Matt continued: "Normally, during surveillance operations, you'd be given background information on the person you were investigating; however, occasionally orders would come down from on high to carry out a surveillance of someone's house or place of business, or whatever. In these cases, you would never know on whose behalf you were carrying out the surveillance. Or why. You would just report back to the office and the information would be referred back to whoever it was that had requested the surveillance. These operations were known as 'secret squirrel' operations, and they would basically allow the security services to carry out their investigations without getting their hands dirty.

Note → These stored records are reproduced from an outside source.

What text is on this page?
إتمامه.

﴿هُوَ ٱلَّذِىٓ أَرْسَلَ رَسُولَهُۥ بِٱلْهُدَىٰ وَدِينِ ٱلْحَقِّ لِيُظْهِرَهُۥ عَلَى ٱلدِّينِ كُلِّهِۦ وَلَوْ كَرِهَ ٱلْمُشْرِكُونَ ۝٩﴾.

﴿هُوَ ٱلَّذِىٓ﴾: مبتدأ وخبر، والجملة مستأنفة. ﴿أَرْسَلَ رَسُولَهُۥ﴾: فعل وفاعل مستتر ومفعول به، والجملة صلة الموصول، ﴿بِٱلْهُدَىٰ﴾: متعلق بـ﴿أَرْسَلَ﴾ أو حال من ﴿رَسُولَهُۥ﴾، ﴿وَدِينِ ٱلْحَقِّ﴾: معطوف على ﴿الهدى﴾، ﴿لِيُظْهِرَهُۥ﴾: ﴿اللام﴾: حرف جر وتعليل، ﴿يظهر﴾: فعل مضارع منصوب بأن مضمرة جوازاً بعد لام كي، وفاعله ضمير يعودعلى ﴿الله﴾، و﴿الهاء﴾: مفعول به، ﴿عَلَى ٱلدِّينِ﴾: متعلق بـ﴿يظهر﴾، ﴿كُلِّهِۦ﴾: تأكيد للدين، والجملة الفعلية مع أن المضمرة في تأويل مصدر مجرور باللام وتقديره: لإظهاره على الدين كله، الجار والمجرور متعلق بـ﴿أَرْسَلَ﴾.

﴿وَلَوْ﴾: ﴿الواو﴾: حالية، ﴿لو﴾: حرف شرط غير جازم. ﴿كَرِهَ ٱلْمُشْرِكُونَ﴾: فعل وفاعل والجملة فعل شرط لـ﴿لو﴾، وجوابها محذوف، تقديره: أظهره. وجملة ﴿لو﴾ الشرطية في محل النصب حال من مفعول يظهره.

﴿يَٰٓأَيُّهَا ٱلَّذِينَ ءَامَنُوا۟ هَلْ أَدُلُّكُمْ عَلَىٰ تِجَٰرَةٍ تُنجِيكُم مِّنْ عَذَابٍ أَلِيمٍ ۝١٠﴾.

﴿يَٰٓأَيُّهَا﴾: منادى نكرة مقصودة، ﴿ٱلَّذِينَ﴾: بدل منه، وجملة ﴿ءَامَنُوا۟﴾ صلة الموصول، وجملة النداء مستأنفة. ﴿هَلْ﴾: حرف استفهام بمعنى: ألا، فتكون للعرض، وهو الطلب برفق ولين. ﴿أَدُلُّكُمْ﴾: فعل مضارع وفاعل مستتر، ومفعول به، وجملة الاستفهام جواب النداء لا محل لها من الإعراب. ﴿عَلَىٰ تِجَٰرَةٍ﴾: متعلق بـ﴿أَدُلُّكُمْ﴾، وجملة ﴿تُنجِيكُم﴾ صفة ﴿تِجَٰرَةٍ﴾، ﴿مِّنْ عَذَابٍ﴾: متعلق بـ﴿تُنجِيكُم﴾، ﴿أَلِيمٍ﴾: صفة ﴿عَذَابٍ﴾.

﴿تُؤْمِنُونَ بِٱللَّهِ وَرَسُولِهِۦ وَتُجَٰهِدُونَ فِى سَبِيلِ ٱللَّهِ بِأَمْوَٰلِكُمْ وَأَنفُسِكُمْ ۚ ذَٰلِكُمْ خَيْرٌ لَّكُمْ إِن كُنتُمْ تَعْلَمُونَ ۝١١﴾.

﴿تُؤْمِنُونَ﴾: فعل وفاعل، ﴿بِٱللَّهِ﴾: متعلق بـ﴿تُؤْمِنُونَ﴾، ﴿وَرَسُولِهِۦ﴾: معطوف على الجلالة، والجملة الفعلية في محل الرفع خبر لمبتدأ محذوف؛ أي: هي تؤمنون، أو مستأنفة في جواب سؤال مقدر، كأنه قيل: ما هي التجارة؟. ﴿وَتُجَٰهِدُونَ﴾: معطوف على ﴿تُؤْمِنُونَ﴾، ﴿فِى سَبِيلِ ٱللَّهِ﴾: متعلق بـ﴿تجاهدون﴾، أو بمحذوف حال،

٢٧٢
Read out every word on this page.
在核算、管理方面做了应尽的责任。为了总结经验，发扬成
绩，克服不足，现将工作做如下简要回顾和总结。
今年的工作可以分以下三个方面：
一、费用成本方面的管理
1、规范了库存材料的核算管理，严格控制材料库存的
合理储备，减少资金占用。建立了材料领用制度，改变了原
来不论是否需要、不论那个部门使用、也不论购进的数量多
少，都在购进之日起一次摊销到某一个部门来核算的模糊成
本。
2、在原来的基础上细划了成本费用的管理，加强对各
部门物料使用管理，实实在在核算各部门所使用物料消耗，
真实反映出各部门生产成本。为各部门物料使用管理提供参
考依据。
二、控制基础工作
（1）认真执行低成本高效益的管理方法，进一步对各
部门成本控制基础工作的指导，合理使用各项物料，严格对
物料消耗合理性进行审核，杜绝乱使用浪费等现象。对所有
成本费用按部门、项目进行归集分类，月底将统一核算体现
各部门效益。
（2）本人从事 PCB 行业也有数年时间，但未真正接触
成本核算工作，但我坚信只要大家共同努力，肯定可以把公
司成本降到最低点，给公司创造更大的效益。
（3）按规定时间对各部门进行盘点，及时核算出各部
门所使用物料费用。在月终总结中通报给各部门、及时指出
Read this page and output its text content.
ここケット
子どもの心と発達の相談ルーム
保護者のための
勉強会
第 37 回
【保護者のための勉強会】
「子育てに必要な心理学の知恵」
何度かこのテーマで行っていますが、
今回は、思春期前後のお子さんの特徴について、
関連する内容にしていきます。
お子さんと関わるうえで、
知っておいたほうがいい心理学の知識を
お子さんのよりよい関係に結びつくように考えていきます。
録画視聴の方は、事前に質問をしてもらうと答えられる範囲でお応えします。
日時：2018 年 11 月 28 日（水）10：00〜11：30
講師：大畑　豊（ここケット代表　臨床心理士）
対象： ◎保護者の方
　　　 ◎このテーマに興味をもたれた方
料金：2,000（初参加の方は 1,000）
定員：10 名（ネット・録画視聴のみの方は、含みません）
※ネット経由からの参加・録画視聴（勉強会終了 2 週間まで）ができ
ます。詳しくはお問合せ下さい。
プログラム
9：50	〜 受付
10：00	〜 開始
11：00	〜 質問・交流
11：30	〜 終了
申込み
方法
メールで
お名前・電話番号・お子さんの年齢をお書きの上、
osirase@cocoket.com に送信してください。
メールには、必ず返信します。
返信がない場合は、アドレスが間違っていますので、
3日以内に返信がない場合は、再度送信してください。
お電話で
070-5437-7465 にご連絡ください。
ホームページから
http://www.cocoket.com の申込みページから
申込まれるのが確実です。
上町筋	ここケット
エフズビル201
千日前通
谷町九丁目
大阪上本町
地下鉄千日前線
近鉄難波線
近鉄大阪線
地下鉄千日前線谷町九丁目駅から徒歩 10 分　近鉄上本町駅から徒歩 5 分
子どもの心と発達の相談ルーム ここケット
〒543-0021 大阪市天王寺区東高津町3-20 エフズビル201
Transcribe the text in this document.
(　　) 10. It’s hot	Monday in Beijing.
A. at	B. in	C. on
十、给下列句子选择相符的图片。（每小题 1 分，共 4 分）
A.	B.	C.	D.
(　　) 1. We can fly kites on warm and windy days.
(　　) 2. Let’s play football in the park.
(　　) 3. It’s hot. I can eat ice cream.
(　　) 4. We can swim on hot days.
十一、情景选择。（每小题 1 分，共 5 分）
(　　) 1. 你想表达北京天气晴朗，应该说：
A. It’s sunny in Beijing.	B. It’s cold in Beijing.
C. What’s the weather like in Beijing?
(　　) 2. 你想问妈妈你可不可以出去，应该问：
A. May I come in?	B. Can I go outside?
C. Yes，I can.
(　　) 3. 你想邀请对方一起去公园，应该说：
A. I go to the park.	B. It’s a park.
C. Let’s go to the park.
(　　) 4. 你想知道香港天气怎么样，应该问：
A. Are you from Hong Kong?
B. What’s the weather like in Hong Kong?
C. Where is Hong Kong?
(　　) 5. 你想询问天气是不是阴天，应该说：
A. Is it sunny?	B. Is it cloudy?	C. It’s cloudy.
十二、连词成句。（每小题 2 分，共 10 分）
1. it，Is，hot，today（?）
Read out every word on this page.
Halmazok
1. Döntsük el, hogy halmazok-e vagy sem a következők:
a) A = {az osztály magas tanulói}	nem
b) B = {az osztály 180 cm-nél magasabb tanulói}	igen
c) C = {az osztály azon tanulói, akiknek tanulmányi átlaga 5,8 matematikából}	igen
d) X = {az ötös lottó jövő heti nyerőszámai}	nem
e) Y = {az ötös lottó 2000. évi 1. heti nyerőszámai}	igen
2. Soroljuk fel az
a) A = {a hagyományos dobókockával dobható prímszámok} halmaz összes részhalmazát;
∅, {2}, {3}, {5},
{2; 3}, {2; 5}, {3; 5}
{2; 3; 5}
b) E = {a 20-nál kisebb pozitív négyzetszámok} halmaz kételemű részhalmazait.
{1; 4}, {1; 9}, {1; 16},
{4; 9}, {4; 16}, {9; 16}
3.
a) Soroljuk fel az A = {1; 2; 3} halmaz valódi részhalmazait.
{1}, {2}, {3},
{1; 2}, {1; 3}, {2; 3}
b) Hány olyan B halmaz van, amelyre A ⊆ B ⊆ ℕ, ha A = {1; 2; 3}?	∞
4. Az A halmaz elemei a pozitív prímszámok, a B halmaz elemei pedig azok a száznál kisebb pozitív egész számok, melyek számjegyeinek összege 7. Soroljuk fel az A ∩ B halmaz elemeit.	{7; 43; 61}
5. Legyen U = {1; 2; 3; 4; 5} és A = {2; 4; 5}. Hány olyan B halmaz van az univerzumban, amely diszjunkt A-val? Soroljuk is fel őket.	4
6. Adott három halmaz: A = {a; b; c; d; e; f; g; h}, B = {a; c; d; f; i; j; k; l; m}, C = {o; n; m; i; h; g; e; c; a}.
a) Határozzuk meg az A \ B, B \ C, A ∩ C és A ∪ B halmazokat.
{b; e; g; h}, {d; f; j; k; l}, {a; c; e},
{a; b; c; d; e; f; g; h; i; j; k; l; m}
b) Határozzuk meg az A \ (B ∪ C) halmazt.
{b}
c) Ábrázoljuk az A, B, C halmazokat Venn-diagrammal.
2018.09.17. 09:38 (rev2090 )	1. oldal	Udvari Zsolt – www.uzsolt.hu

The whole thing is, it could mean that those directly involved in carrying out surveillance on people in the UFO community aren't the security services, but are just some local civil servant who doesn't really know what he's investigating. That keeps everything really secret."
And there ends the strange story. Secret surveillance of Nick Pope? Journalists? For those like me - who are fascinated by some of the weirder aspects of Ufology - the questions still remain.